“Drinks in the hall after the service,” said the vicar. “Our esteemed treasurer Finbar is celebrating his 30th birthday.” Laughter in the congregation. In the church hall Finbar stood proudly next to his Nigerian wife Agatha, a practising psychologist 20 years his junior. 80 years young, he was upright, slim, well-dressed and relaxed. He could have been any age from 60 upwards.
Something important has happened over the past ten years: 80 is no longer very old. Of course, life expectancy has not yet reached 90 on average, though it’s heading that way, and many people suffer debilitation and illness after 80. But many people do not. An increasingly number of our peers are now reaching 80 in such good health that it is difficult to distinguish them from 50 year olds. It is important to notice and, if possible, socialise with people like Finbar. From childhood we have been programmed to expect one thing and one thing only when we hit 80: death.
The received wisdom is that older generations are more likely to cling to the familiar, and are afraid of change. But this is simply untrue, since older people adapt to huge changes – retirement, death of a spouse, reduced income, moving into new accommodation. Older people are also far from set in their ways and incapable of learning new things. Nicholas Danigelis, a sociologist at the University of Vermont, has found that all the evidence suggests that as people age their attitudes do not become more rigid. “It’s just not true,” he says. “More people are changing in a liberal direction than in a conservative direction.” Even those who are conservative may have started off even more so. The more years under our belt, the more ideas we are exposed to, and the more likely we therefore are to modulate our views. By comparing surveys of various age groups taken over a span of more than 30 years, sociologists have found that in general Americans’ views veer more towards the liberal as they grow older. A study by the University of Illinois suggests that older people are very open to new experiences. “The common assumption about personality is that it is hard-wired and won’t change, but this study contradicts that quite strongly,” said Brent Roberts, professor at the university’s department of psychology. This is true especially if older people continue to nurture their cognitive skills through education, reading, socialising etc. The perpetuation of the myth that older people are incapable of change is always damaging to elders, since relatives and those in the medical and caring professions will not bother to encourage them to learn new things, even if this knowledge is crucial to monitoring a physical condition (such as diabetes) that affects their health.
Younger people may beg to differ with this view. They raise their eyes to the ceiling if older people complain the supermarket has been rearranged. However, older people have had to learn and unlearn many new supermarket arrangements in their lifetimes, and yet another one is often simply an irritation, not an invitation to learn something exciting and new.

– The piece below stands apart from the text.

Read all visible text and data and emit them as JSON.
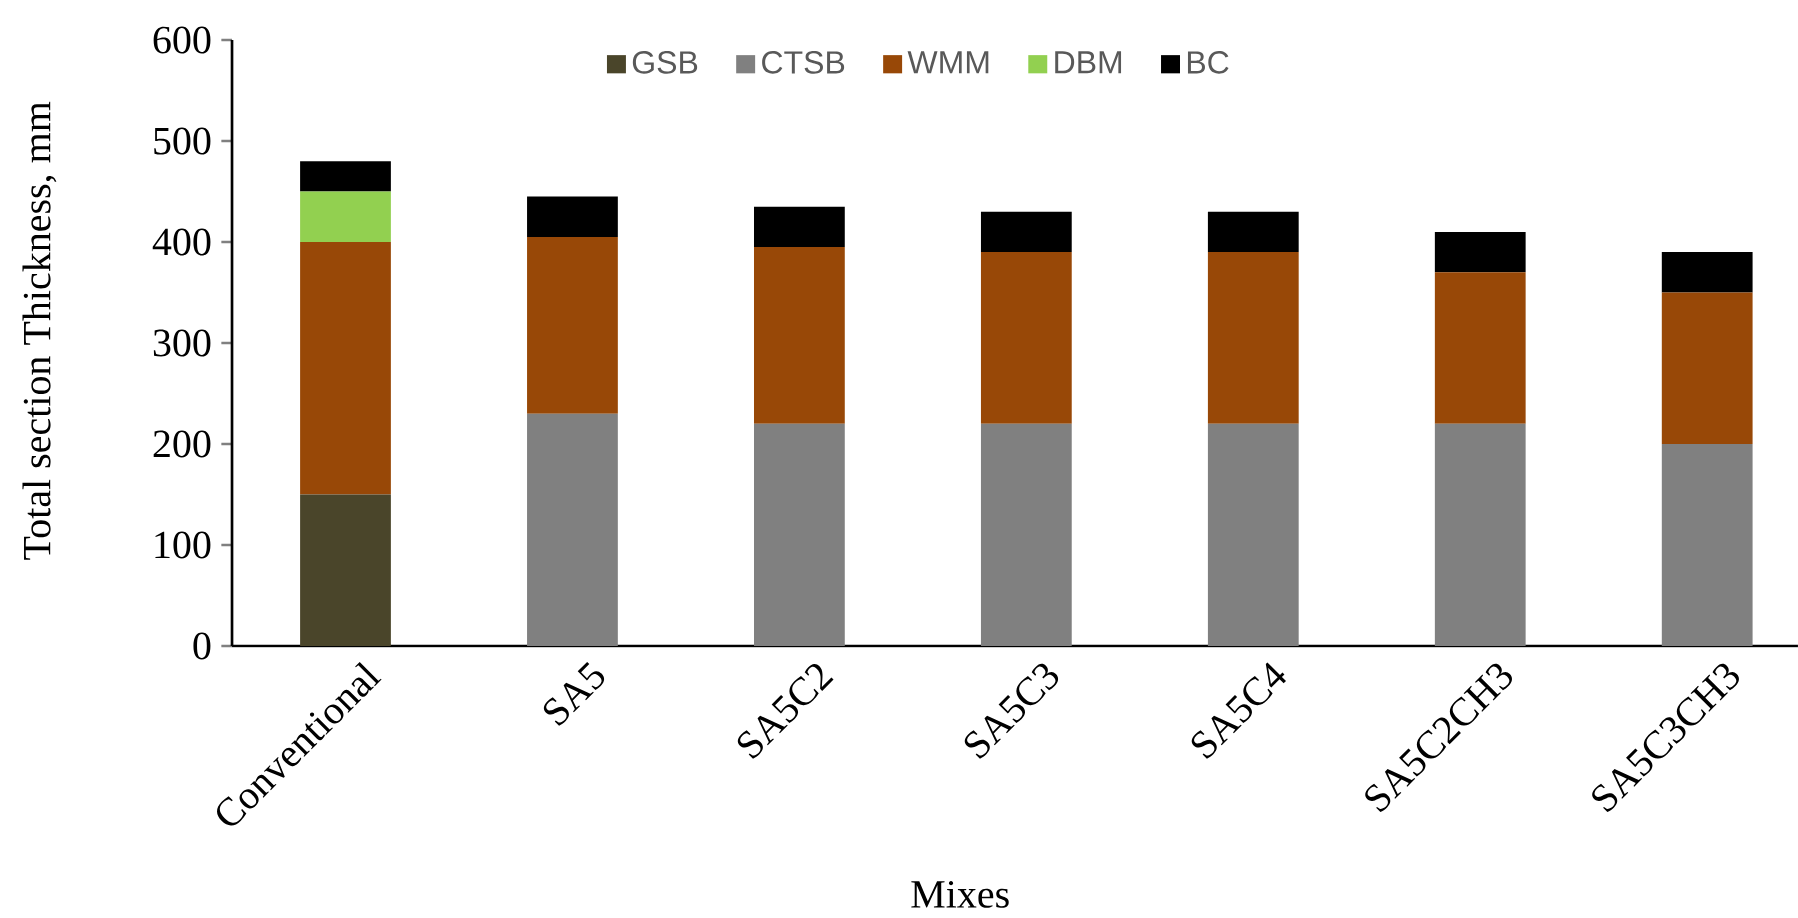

Young people are also sometimes reluctant themselves to change their way of doing things – imagine what would happen if smart phones and the internet were suddenly “down” for a weekend.

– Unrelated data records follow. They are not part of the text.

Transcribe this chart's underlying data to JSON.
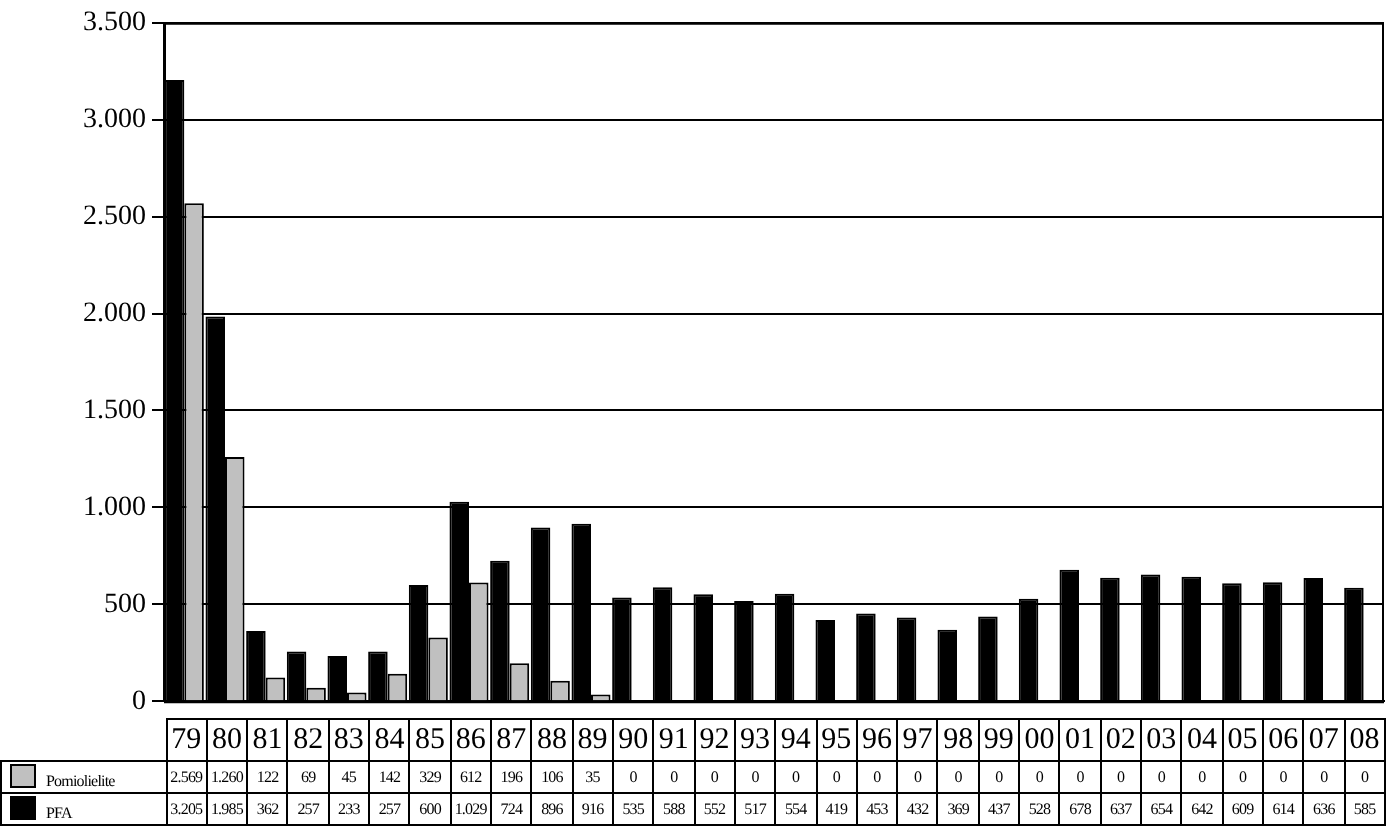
{
  "chart_data": {
    "type": "bar",
    "categories": [
      "79",
      "80",
      "81",
      "82",
      "83",
      "84",
      "85",
      "86",
      "87",
      "88",
      "89",
      "90",
      "91",
      "92",
      "93",
      "94",
      "95",
      "96",
      "97",
      "98",
      "99",
      "00",
      "01",
      "02",
      "03",
      "04",
      "05",
      "06",
      "07",
      "08"
    ],
    "series": [
      {
        "name": "Pomiolielite",
        "color": "#c0c0c0",
        "values": [
          2569,
          1260,
          122,
          69,
          45,
          142,
          329,
          612,
          196,
          106,
          35,
          0,
          0,
          0,
          0,
          0,
          0,
          0,
          0,
          0,
          0,
          0,
          0,
          0,
          0,
          0,
          0,
          0,
          0,
          0
        ],
        "value_labels": [
          "2.569",
          "1.260",
          "122",
          "69",
          "45",
          "142",
          "329",
          "612",
          "196",
          "106",
          "35",
          "0",
          "0",
          "0",
          "0",
          "0",
          "0",
          "0",
          "0",
          "0",
          "0",
          "0",
          "0",
          "0",
          "0",
          "0",
          "0",
          "0",
          "0",
          "0"
        ]
      },
      {
        "name": "PFA",
        "color": "#000000",
        "values": [
          3205,
          1985,
          362,
          257,
          233,
          257,
          600,
          1029,
          724,
          896,
          916,
          535,
          588,
          552,
          517,
          554,
          419,
          453,
          432,
          369,
          437,
          528,
          678,
          637,
          654,
          642,
          609,
          614,
          636,
          585
        ],
        "value_labels": [
          "3.205",
          "1.985",
          "362",
          "257",
          "233",
          "257",
          "600",
          "1.029",
          "724",
          "896",
          "916",
          "535",
          "588",
          "552",
          "517",
          "554",
          "419",
          "453",
          "432",
          "369",
          "437",
          "528",
          "678",
          "637",
          "654",
          "642",
          "609",
          "614",
          "636",
          "585"
        ]
      }
    ],
    "ylim": [
      0,
      3500
    ],
    "yticks": [
      {
        "value": 0,
        "label": "0"
      },
      {
        "value": 500,
        "label": "500"
      },
      {
        "value": 1000,
        "label": "1.000"
      },
      {
        "value": 1500,
        "label": "1.500"
      },
      {
        "value": 2000,
        "label": "2.000"
      },
      {
        "value": 2500,
        "label": "2.500"
      },
      {
        "value": 3000,
        "label": "3.000"
      },
      {
        "value": 3500,
        "label": "3.500"
      }
    ],
    "grid": "y",
    "legend": "bottom left"
  }
}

Is human lifespan a non-adaptable characteristic? Is it really utopian to imagine that in the not so distant future, over 80 year olds will no longer be the elderly, infirm citizens we have always held them to be? Will our DNA evolve to lengthen lifespan and vitality?

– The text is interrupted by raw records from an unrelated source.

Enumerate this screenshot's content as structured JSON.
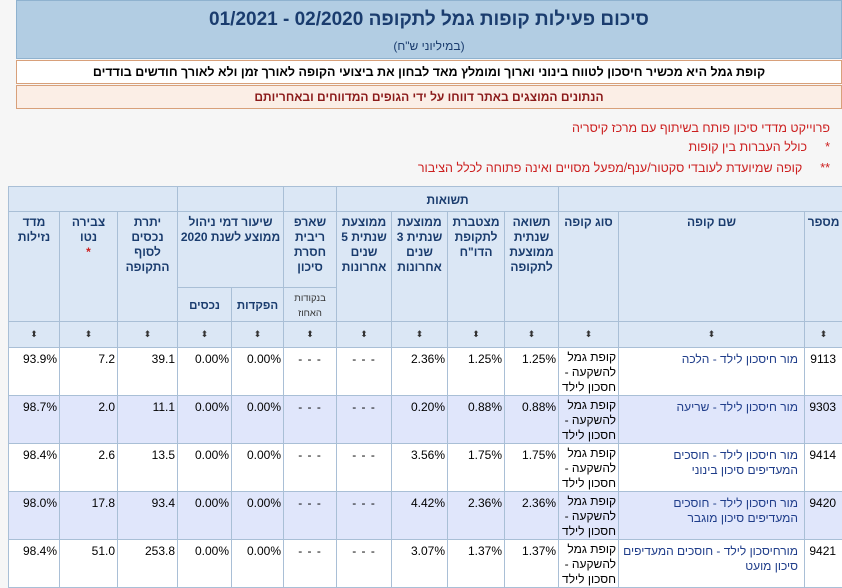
{
  "header": {
    "title": "סיכום פעילות קופות גמל לתקופה  02/2020 - 01/2021",
    "subtitle": "(במיליוני ש\"ח)"
  },
  "description": "קופת גמל היא מכשיר חיסכון לטווח בינוני וארוך ומומלץ מאד לבחון את ביצועי הקופה לאורך זמן ולא לאורך חודשים בודדים",
  "data_note": "הנתונים המוצגים באתר דווחו על ידי הגופים המדווחים ובאחריותם",
  "notes": {
    "project": "פרוייקט מדדי סיכון פותח בשיתוף עם מרכז קיסריה",
    "star1_mark": "*",
    "star1_text": "כולל העברות בין קופות",
    "star2_mark": "**",
    "star2_text": "קופה שמיועדת לעובדי סקטור/ענף/מפעל מסויים ואינה פתוחה לכלל הציבור"
  },
  "table": {
    "group_returns": "תשואות",
    "headers": {
      "id": "מספר",
      "name": "שם קופה",
      "type": "סוג קופה",
      "return_avg": "תשואה שנתית ממוצעת לתקופה",
      "return_cum": "מצטברת לתקופת הדו\"ח",
      "avg3": "ממוצעת שנתית 3 שנים אחרונות",
      "avg5": "ממוצעת שנתית 5 שנים אחרונות",
      "sharpe": "שארפ ריבית חסרת סיכון",
      "fee": "שיעור דמי ניהול ממוצע לשנת 2020",
      "balance": "יתרת נכסים לסוף התקופה",
      "net": "צבירה נטו",
      "net_star": "*",
      "liquidity": "מדד נזילות"
    },
    "sub_headers": {
      "sharpe_unit": "בנקודות האחוז",
      "deposits": "הפקדות",
      "assets": "נכסים"
    },
    "sort_symbol": "⬍",
    "rows": [
      {
        "id": "9113",
        "name": "מור חיסכון לילד - הלכה",
        "type": "קופת גמל להשקעה - חסכון לילד",
        "return_avg": "1.25%",
        "return_cum": "1.25%",
        "avg3": "2.36%",
        "avg5": "- - -",
        "sharpe": "- - -",
        "fee_deposits": "0.00%",
        "fee_assets": "0.00%",
        "balance": "39.1",
        "net": "7.2",
        "liquidity": "93.9%"
      },
      {
        "id": "9303",
        "name": "מור חיסכון לילד - שריעה",
        "type": "קופת גמל להשקעה - חסכון לילד",
        "return_avg": "0.88%",
        "return_cum": "0.88%",
        "avg3": "0.20%",
        "avg5": "- - -",
        "sharpe": "- - -",
        "fee_deposits": "0.00%",
        "fee_assets": "0.00%",
        "balance": "11.1",
        "net": "2.0",
        "liquidity": "98.7%"
      },
      {
        "id": "9414",
        "name": "מור חיסכון לילד - חוסכים המעדיפים סיכון בינוני",
        "type": "קופת גמל להשקעה - חסכון לילד",
        "return_avg": "1.75%",
        "return_cum": "1.75%",
        "avg3": "3.56%",
        "avg5": "- - -",
        "sharpe": "- - -",
        "fee_deposits": "0.00%",
        "fee_assets": "0.00%",
        "balance": "13.5",
        "net": "2.6",
        "liquidity": "98.4%"
      },
      {
        "id": "9420",
        "name": "מור חיסכון לילד - חוסכים המעדיפים סיכון מוגבר",
        "type": "קופת גמל להשקעה - חסכון לילד",
        "return_avg": "2.36%",
        "return_cum": "2.36%",
        "avg3": "4.42%",
        "avg5": "- - -",
        "sharpe": "- - -",
        "fee_deposits": "0.00%",
        "fee_assets": "0.00%",
        "balance": "93.4",
        "net": "17.8",
        "liquidity": "98.0%"
      },
      {
        "id": "9421",
        "name": "מורחיסכון לילד - חוסכים המעדיפים סיכון מועט",
        "type": "קופת גמל להשקעה - חסכון לילד",
        "return_avg": "1.37%",
        "return_cum": "1.37%",
        "avg3": "3.07%",
        "avg5": "- - -",
        "sharpe": "- - -",
        "fee_deposits": "0.00%",
        "fee_assets": "0.00%",
        "balance": "253.8",
        "net": "51.0",
        "liquidity": "98.4%"
      }
    ]
  }
}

Authors such as Bruce Lipton believe spontaneous evolution is a possibility. He gives the example of somatic hypermutation, a cellular mechanism by which the immune system adapts suddenly and rapidly to new elements that confront it (for example, microbes). During this phase, B cells undergo extremely rapid mutation, a million times more rapidly than the normal rate of mutation across the genome. In 1988 John Cairns, a geneticist, published research on bacteria entitled The Origin of Mutants. Lactose-intolerant bacteria were exposed to an environment where the only nutrient was lactose. He found that spontaneous mutations began to occur in the genes associated with lactose metabolism. New colonies of lactose-eating bacteria developed. It appears that there is a kind of innate intelligence at work in living organisms that enables them to adapt quickly to a changing environment. These mutations occur mostly at “hotspots” in the DNA known as hypervariable regions. Of all the mutations that occur, only some will match the new circumstances. The others will die (through apoptosis – cell death), but those that fit will be introduced into the gene chain, replacing the defective genes, which are cut out and discarded.
The question is, if cells can adapt to a new environment, can we trigger adaptation using intention? Can we cause mutation by thought? If the mind can affect the body as evident in the placebo effect, is a new emotional environment (not forgetting the peptide hypothesis, where there is a mood there is a molecule) or even a new “conscious” environment also capable of triggering mutations?
It may sound nuts, but psychiatry can confirm that different diseases manifest when different personalities take over mental patients, suggesting that the mind has enormous power over the physical state of the body. If by our beliefs we can increase antibodies in the immune system as happens in the placebo effect, and if stress can reduce our resistance to disease, can thought trigger other responses, such as DNA repair and the slowing down of the ageing process? Will we one day be able to manipulate our bodies so that every new cell that is born is one mutated according to our desires?
Making statements such as I’m not getting any younger sends the wrong message to our cells, and to our DNA. Some serious reprogramming is now necessary if we are to join the ranks of Finbar and his peers. Vigilance and the control of our thoughts, words and feelings is therefore de rigueur.